The 40-year-old Whitehurst left his position as COO of Delta Airlines to replace Matt Szulik on Jan. 1, and brings with him
a business savvy he intends to soak into the corporate culture of Red Hat.
He's already tagged Microsoft as bloated software that locks in CIOs while actively spinning Red Hat's story around middleware, virtualization and software-as-a-service.
Next week, he will take the stage at Red Hat's JBoss World for his first conference keynote address as CEO and first appearance
in front of a large audience of customers and partners eager to hear where the company and its software are headed.
He doesn't plan to disappoint and the Harvard MBA's goals are lofty.
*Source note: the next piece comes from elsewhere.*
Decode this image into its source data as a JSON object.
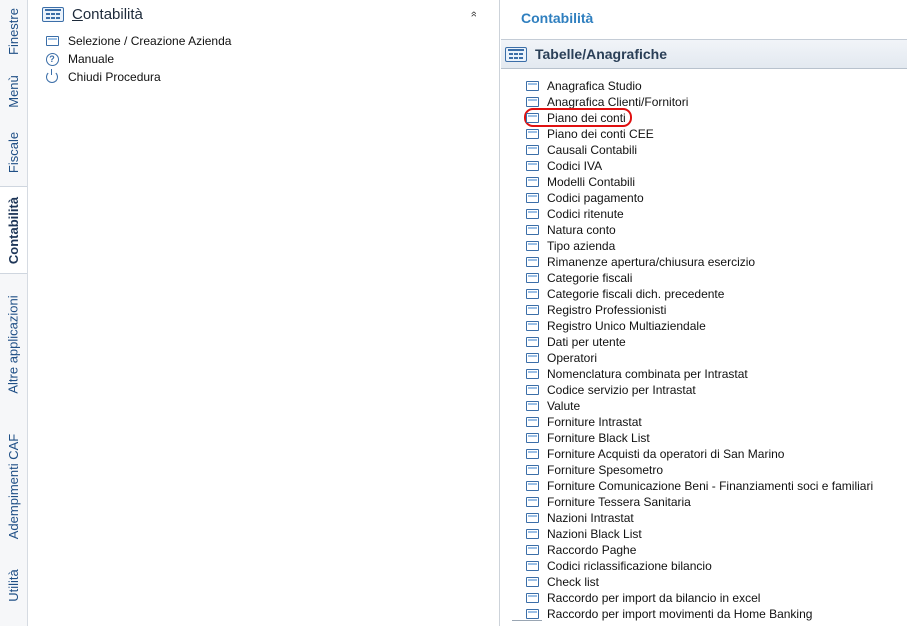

He expects the open source vendor that had just less
than $500 million in revenue last year to eventually strut into the billion-dollar range in the next three years.
Other goals that he thinks are achievable in a perfect world and in that timeframe include continued growth in server market
share, establishing the company as the leader in supplying service-oriented architecture (SOA) and the clear application server front-runner, re-accelerating the company's growth rate and reestablishing its position as a large growth company.
"He's an operator," says Raven Zachary, an analyst with the 451 Group. "It's tough to run an airline. Even though there have
been lots of critiques of the airlines, the reality is that he understands complex issues related to operations."
That knowledge is what Red Hat appears to need as it looks to evolve past its Linux operating system roots. The company is
attempting to mix the Linux operating system, virtualization, middleware, independent software vendor (ISV) applications and software delivered as services
into an enterprise data center platform.
"I think I bring a whole series of skills around execution to ensure that we really take Red Hat to the next level," Whitehurst
says. "And I think that that is something that the board was looking for."
Zachary says it is wait-and-see time, but that Whitehurst certainly "has the background to take Red Hat to the next level."
Nearly a year ago, the company released Version 5 of Red Hat Enterprise Linux (RHEL), but it was efforts to rationalize its 2006 acquisition of JBoss, join the virtualization craze, stave off attacks on its services and support crown jewel, and court Java developers where
the company faced down new competitors such as IBM, Oracle/BEA and Sun. All of which lined up to take shots at the upstart.
But Whitehurst is building the gallows to execute Red Hat's revenge. "Certainly we will move beyond just the [operating system],
and I think we are already doing that to some extent," he says. "If you look at our Linux automation kind of broader technology
vision and what we are looking at in delivering around SOA and middleware, we have a pretty compelling value proposition that
we think works quite nicely together. I think we need to do a better job of articulating that in the marketplace. I think
that is an area where our execution can improve."